I still have the coffee cup they handed out to employees when they brought up the origin story during an all hands once. Can’t remember if it was 2010 or 2011 I got the cup. Still have it and use it. Has the old Twttr logo on it.


What's the deal with the bots?


Look at all his lady fans, lol.


>I love the word.ed domains

Except worded domains that begin with https://2fb.me that try to deliver tweets beyond its boundaries.

Twitter has been a bane to this service for many generations.


Why there are so many girls in comments on twttr


Theyre bots


If we had the sketch to how toilet paper was first developed would we hold it this level of reverence?

What is the fascination with such trivial technologies grabbing a mindshare?


> If we had the sketch to how toilet paper was first developed would we hold it this level of reverence?

Yes, of course. In fact, it'd probably be a museum piece.

> What is the fascination with such trivial technologies grabbing a mindshare?

The same as with your fascination with this fascination; ie., we like to try to understand what makes people do what they do. There's an inner sociologist in most of us.


I have a dossier of drawings/sketches on ideas for apps/websites. An idea comes to mind, I start writing and drawing. I keep all of them. Every now and then I go through them and add a couple more pages of drawings, notes, something I read, some new technology that will solve one or another problem, something that can be combined with something else.

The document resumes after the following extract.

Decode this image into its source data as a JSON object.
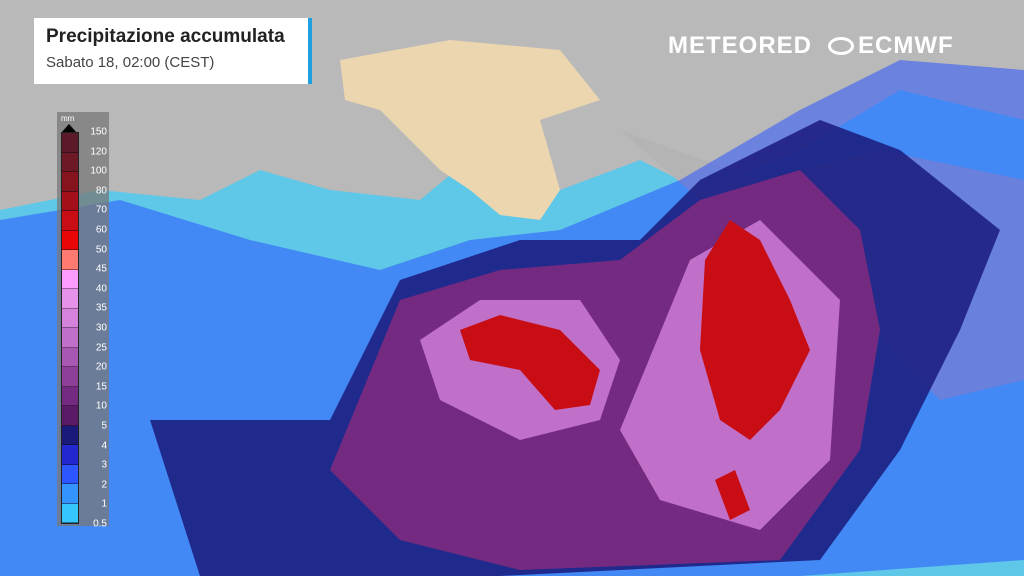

Seeing Jack's drawing and reading the description on how Twitter took 5-6 years from "idea" to first implementation shows that this system/method works (at least it worked for him). I do not claim I will design the next twitter-size-business, but hey, it is a mental exercise.

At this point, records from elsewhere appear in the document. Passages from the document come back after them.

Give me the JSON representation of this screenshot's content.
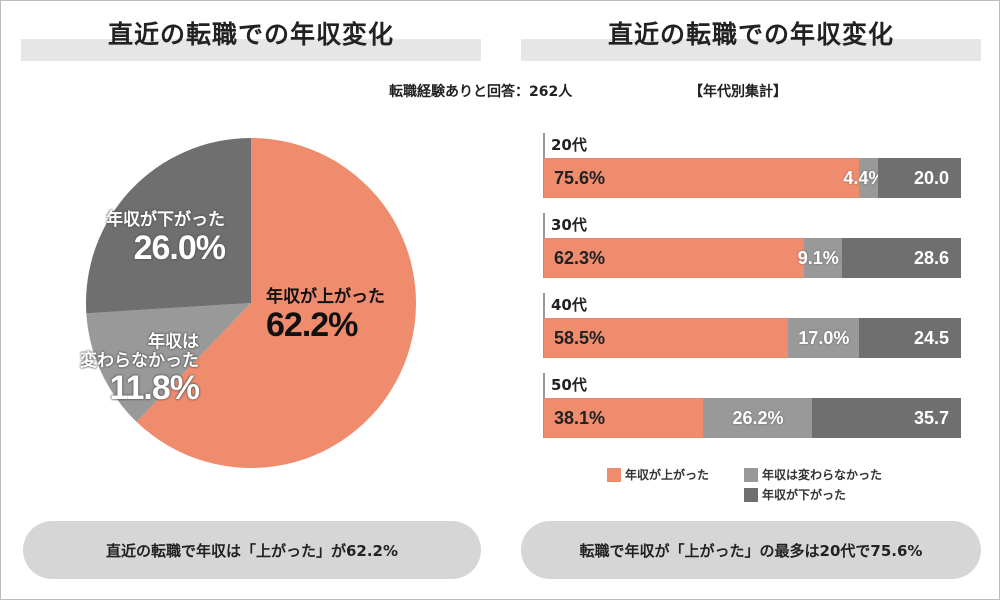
{
  "left": {
    "title": "直近の転職での年収変化",
    "footer": "直近の転職で年収は「上がった」が62.2%"
  },
  "right": {
    "title": "直近の転職での年収変化",
    "respondents": "転職経験ありと回答：262人",
    "subtitle": "【年代別集計】",
    "footer": "転職で年収が「上がった」の最多は20代で75.6%"
  },
  "colors": {
    "up": "#ef8c6e",
    "same": "#999999",
    "down": "#6f6f6f"
  },
  "chart_data": [
    {
      "type": "pie",
      "title": "直近の転職での年収変化",
      "slices": [
        {
          "label": "年収が上がった",
          "value": 62.2,
          "display": "62.2%"
        },
        {
          "label_lines": [
            "年収は",
            "変わらなかった"
          ],
          "label": "年収は変わらなかった",
          "value": 11.8,
          "display": "11.8%"
        },
        {
          "label": "年収が下がった",
          "value": 26.0,
          "display": "26.0%"
        }
      ]
    },
    {
      "type": "bar",
      "stacked": true,
      "orientation": "horizontal",
      "title": "【年代別集計】",
      "categories": [
        "20代",
        "30代",
        "40代",
        "50代"
      ],
      "series": [
        {
          "name": "年収が上がった",
          "values": [
            75.6,
            62.3,
            58.5,
            38.1
          ],
          "labels": [
            "75.6%",
            "62.3%",
            "58.5%",
            "38.1%"
          ]
        },
        {
          "name": "年収は変わらなかった",
          "values": [
            4.4,
            9.1,
            17.0,
            26.2
          ],
          "labels": [
            "4.4%",
            "9.1%",
            "17.0%",
            "26.2%"
          ]
        },
        {
          "name": "年収が下がった",
          "values": [
            20.0,
            28.6,
            24.5,
            35.7
          ],
          "labels": [
            "20.0",
            "28.6",
            "24.5",
            "35.7"
          ]
        }
      ],
      "xlim": [
        0,
        100
      ],
      "legend": "bottom"
    }
  ]
}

I believe that many in this forum have the imagination, methodology, discipline to build on an idea, and we see plenty of "Show HN" to prove this right.

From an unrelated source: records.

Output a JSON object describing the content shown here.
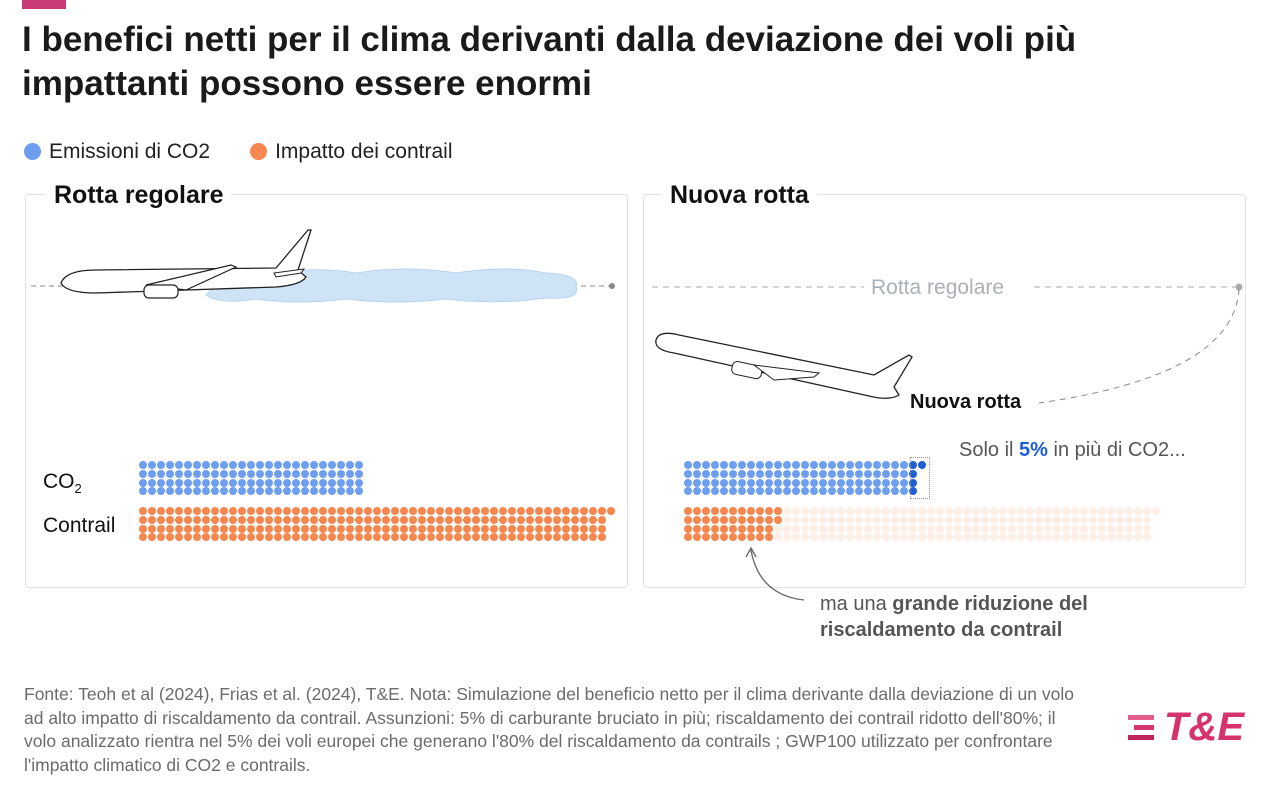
{
  "title": "I benefici netti per il clima derivanti dalla deviazione dei voli più impattanti possono essere enormi",
  "legend": [
    {
      "label": "Emissioni di CO2",
      "color": "#6e9ef0"
    },
    {
      "label": "Impatto dei contrail",
      "color": "#f5874f"
    }
  ],
  "panels": {
    "left": {
      "title": "Rotta regolare",
      "row_co2": "CO",
      "row_co2_sub": "2",
      "row_contrail": "Contrail"
    },
    "right": {
      "title": "Nuova rotta",
      "route_regular": "Rotta regolare",
      "route_new": "Nuova rotta",
      "note1_pre": "Solo il ",
      "note1_bold": "5%",
      "note1_post": " in più di CO2...",
      "note2_pre": "ma una ",
      "note2_bold": "grande riduzione del riscaldamento da contrail"
    }
  },
  "chart_data": {
    "type": "dot-matrix",
    "unit": "dots (relative climate impact, GWP100)",
    "series": [
      {
        "scenario": "Rotta regolare",
        "co2": 100,
        "contrail": 209
      },
      {
        "scenario": "Nuova rotta",
        "co2": 105,
        "co2_extra": 5,
        "contrail": 42,
        "contrail_avoided": 167
      }
    ],
    "colors": {
      "co2": "#6e9ef0",
      "co2_extra": "#1f5ed6",
      "contrail": "#f5874f",
      "contrail_faded": "#fdeee6"
    }
  },
  "footer": "Fonte: Teoh et al (2024), Frias et al. (2024), T&E. Nota: Simulazione del beneficio netto per il clima derivante dalla deviazione di un volo ad alto impatto di riscaldamento da contrail. Assunzioni: 5% di carburante bruciato in più; riscaldamento dei contrail ridotto dell'80%; il volo analizzato rientra nel 5% dei voli europei che generano l'80% del riscaldamento da contrails ; GWP100 utilizzato per confrontare l'impatto climatico di CO2 e contrails.",
  "logo": "T&E"
}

If the invention of toilet paper has an equally exciting story.. (I read about it a few days ago)(not exciting imho)(great thing for humanity though!)


I wouldn't call twitter nor toilet paper trivial. Speaking of toilet paper: https://www.etsy.com/no-en/listing/267715178/toilet-paper-pa...


Because it’s inspiring. A lot of our ideas look as simple as that, and it’s good from time to time to remember that it can be done.


I see what you are saying. But to me it's uninspiring. It cannot be replicated. It's a simple tool that's overblown. There isn't a technology behind it. I just saw a piece of news saying it took their engineering and design team many months if not a year to rollout a simple design change. That's not inspiring at all. If anything this would be something I would strive hard to avoid.

Neither the technology nor the product seem to jump out of the paper... Just like toilet paper. Which is not bad but doesn't require more attention.

The other problem is around this set of ideas that grab users attention for quick bites that are essentially empty calories. I feel that these are gamified, product hacked versions that are hard to replicate but ultimately not inspiring.


I find it infuriating. It drives home how insurmountable someone else’s first mover advantage and subsequent network effects can be. I say this as someone who had great success in my niche, I’m often angry about my own success and sympathize with my competitors who failed to catch up for no reason other than that they weren’t the first to do what I did.

Today no one can turn their own micropublishing idea into a Twitter competitor, because by the time it achieves even 0.1% of Twitter’s success, Twitter will just clone its features to kill its momentum.


That’s life though. This is one of the first ‘it’s a you’ problem everyone has to get over sooner or later. Sorry, it’s sounds dismissive, but there’s really no other answer to this.


> Twitter will just clone its features

Facebook clones features or as a company has various spin offs. I thought twitter stayed pretty true to form?

Although your point stands. If you are using a cool feature to differentiate and that feature is cloneable, there is risk that one of the large players will implement it.